Annual benefits are calculated on a single-life annuity basis and are
subject to offsets for (i) amounts based on the value of the executive's
interest in the Profit Sharing Plan as of March 31, 1976, if any, and (ii)
0.45% of the lesser of covered compensation or final average compensation,
as defined by the Internal Revenue Code (the "Code") Section 401(1),
multiplied by the years of service.
<PAGE>
Under the MacDermid, Incorporated Supplemental Executive Retirement
Plan (the "Supplemental Plan"), executive officers are entitled to the
difference between the benefits actually paid to them under the Pension
Plan and the benefits which they would have received under the Pension
Plan were it not for certain restrictions imposed under the Code relating
to the amount of benefits payable under the Pension Plan and the amount of
annual compensation which may be taken into account in determining benefits
under the Pension Plan.
Assuming that there are no changes in the Pension Plan and that
participants historically have had earnings at least equal to the maximum
Social Security wage base in each year of employment with MacDermid, the
following table illustrates the estimated annual benefit payable for life
under the Pension Plan and the Supplemental Plan to an employee retiring
at age 60 on March 31, 1998 with maximum service under the Plan of up to
30 years.
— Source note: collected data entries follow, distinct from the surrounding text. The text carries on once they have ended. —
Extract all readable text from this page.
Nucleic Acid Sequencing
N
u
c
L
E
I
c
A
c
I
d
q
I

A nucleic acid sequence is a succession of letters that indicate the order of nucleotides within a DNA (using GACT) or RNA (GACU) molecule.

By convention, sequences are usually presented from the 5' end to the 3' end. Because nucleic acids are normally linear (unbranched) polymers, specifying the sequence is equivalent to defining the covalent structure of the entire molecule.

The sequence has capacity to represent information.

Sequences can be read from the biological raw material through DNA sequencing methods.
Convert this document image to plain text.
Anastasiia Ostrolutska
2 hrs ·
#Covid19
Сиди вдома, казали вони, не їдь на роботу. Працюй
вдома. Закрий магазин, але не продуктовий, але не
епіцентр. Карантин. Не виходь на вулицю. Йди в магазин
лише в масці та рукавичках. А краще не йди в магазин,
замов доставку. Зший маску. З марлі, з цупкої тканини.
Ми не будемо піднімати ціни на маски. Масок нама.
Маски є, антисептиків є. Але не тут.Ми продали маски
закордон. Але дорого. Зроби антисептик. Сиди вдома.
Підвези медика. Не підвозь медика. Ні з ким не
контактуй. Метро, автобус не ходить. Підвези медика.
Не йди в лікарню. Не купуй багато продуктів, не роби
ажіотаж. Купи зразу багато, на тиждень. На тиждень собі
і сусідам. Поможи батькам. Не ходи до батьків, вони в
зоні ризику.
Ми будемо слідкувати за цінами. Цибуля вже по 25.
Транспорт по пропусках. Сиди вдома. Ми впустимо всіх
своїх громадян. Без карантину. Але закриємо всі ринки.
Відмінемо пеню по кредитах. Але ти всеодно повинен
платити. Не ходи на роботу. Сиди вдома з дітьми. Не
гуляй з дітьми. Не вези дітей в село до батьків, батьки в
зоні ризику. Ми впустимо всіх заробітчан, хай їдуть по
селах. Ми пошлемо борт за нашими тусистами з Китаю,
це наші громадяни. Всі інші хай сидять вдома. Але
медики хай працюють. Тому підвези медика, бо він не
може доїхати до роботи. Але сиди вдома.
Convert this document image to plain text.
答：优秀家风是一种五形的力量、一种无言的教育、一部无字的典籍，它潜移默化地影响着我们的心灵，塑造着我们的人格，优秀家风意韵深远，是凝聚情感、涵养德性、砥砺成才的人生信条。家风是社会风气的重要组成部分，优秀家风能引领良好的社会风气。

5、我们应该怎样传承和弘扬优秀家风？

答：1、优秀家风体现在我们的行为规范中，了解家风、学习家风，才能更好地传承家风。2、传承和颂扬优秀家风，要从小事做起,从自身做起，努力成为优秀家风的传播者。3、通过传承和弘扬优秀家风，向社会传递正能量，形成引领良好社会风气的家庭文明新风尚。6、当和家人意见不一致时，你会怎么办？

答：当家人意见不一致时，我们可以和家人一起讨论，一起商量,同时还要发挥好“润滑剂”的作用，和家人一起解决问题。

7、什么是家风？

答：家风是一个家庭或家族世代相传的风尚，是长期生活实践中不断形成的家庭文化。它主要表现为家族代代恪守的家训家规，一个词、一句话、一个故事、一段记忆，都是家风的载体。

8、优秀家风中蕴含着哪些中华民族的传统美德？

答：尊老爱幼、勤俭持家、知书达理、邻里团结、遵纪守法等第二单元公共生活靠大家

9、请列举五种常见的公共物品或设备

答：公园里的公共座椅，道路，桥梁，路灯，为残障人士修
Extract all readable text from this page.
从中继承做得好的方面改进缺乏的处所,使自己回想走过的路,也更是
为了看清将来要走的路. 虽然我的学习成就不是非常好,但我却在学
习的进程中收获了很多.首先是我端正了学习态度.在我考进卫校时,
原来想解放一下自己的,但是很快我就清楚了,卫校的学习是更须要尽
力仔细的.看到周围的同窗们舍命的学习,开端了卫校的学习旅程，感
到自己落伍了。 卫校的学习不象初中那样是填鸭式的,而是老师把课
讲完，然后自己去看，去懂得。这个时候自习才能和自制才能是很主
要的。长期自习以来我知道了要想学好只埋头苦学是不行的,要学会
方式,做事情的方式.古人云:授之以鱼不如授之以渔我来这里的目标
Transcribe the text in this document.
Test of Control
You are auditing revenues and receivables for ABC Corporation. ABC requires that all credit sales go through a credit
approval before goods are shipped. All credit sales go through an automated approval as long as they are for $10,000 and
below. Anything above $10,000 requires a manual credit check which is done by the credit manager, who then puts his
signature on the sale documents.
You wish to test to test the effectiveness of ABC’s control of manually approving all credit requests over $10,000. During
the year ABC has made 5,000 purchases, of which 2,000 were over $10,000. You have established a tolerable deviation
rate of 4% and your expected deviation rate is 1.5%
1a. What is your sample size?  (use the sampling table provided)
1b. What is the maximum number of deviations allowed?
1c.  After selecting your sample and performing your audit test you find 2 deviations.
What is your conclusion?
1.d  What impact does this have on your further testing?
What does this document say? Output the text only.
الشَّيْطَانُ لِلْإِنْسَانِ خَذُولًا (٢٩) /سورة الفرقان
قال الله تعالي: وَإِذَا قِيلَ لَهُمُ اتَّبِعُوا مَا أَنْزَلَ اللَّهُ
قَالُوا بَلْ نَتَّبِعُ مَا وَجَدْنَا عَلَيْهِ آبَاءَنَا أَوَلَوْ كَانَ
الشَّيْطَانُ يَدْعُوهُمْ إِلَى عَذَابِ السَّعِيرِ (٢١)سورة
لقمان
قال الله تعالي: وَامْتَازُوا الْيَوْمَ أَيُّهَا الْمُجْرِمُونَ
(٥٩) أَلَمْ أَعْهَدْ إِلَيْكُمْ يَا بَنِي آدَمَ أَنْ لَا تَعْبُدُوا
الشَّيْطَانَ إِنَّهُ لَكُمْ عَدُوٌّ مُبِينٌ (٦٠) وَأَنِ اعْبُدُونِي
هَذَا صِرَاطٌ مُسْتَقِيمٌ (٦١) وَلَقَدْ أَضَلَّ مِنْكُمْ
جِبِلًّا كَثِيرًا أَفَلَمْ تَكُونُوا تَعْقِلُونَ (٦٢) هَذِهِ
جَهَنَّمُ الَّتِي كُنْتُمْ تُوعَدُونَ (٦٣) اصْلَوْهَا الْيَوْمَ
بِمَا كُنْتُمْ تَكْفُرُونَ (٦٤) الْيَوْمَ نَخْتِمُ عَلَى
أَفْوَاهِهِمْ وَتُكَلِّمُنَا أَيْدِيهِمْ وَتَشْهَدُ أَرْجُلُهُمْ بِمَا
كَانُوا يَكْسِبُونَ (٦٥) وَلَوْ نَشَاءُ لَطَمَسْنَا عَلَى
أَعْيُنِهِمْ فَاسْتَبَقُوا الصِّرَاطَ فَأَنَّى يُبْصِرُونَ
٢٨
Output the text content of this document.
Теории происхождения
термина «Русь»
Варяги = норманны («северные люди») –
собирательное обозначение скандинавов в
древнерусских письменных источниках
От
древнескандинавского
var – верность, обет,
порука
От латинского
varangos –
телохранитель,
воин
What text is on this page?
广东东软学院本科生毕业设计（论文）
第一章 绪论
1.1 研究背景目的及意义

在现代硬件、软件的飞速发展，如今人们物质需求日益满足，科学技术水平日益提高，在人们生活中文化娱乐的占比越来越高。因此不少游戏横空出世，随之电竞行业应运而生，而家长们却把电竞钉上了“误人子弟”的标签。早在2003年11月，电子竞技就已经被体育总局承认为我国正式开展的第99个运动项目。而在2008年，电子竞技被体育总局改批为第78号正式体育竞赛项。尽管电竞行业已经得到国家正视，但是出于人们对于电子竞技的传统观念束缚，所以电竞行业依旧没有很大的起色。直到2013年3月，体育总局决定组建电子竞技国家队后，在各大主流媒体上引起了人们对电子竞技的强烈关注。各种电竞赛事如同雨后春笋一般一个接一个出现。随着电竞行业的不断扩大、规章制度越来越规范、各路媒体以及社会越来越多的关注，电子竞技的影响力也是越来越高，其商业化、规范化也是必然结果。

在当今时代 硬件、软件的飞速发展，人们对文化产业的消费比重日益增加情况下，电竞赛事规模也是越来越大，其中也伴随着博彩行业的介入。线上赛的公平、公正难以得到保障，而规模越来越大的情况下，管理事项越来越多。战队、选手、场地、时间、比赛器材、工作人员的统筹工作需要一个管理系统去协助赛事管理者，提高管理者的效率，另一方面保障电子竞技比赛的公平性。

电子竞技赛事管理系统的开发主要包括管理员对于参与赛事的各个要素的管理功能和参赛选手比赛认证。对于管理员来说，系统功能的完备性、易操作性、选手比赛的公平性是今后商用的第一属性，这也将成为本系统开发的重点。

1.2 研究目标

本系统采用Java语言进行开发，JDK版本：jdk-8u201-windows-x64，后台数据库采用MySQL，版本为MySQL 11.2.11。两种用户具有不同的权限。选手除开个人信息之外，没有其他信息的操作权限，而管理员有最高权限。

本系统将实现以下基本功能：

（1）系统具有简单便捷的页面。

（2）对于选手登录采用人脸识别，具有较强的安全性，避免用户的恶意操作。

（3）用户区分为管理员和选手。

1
These benefits neither reflect an offset for the participant's
March 31, 1976 interest in the Profit Sharing Plan nor do they recognize a
Social Security supplement which is payable under the Pension Plan until
the employee reaches age 65.
<TABLE>
ESTIMATED ANNUAL PENSION PAYABLE AT NORMAL RETIREMENT
BASED ON YEARS OF SERVICE INDICATED
<CAPTION>
- --------------------------------------------------------------------------
Final Average
Earnings 10 Years 15 Years 20 Years 25 Years 30 Years
- --------------------------------------------------------------------------
<S> <C> <C> <C> <C> <C>
$150,000 20,621 30,932 41,243 51,553 61,864
$200,000 28,121 42,182 56,243 70,303 84,364
$250,000 35,621 53,432 71,243 89,053 106,864
$300,000 43,121 64,682 86,243 107,803 129,364
$350,000 50,621 75,932 101,243 126,553 151,864
$400,000 58,121 87,182 116,243 145,303 174,364
$450,000 65,621 98,432 131,243 164,053 196,864
$500,000 73,121 109,682 146,243 182,803 219,364
$600,000 88,121 132,182 176,243 220,303 264,364
$700,000 103,121 154,682 206,243 257,803 309,364
$800,000 118,121 177,182 236,243 295,303 354,364
$900,000 133,121 199,682 266,243 332,803 399,364
</TABLE>
Covered compensation under the Pension Plan includes an employee's
annual salary and bonus, which, for the Chief Executive Officer and four
other named officers, is set forth in the Summary Compensation Table.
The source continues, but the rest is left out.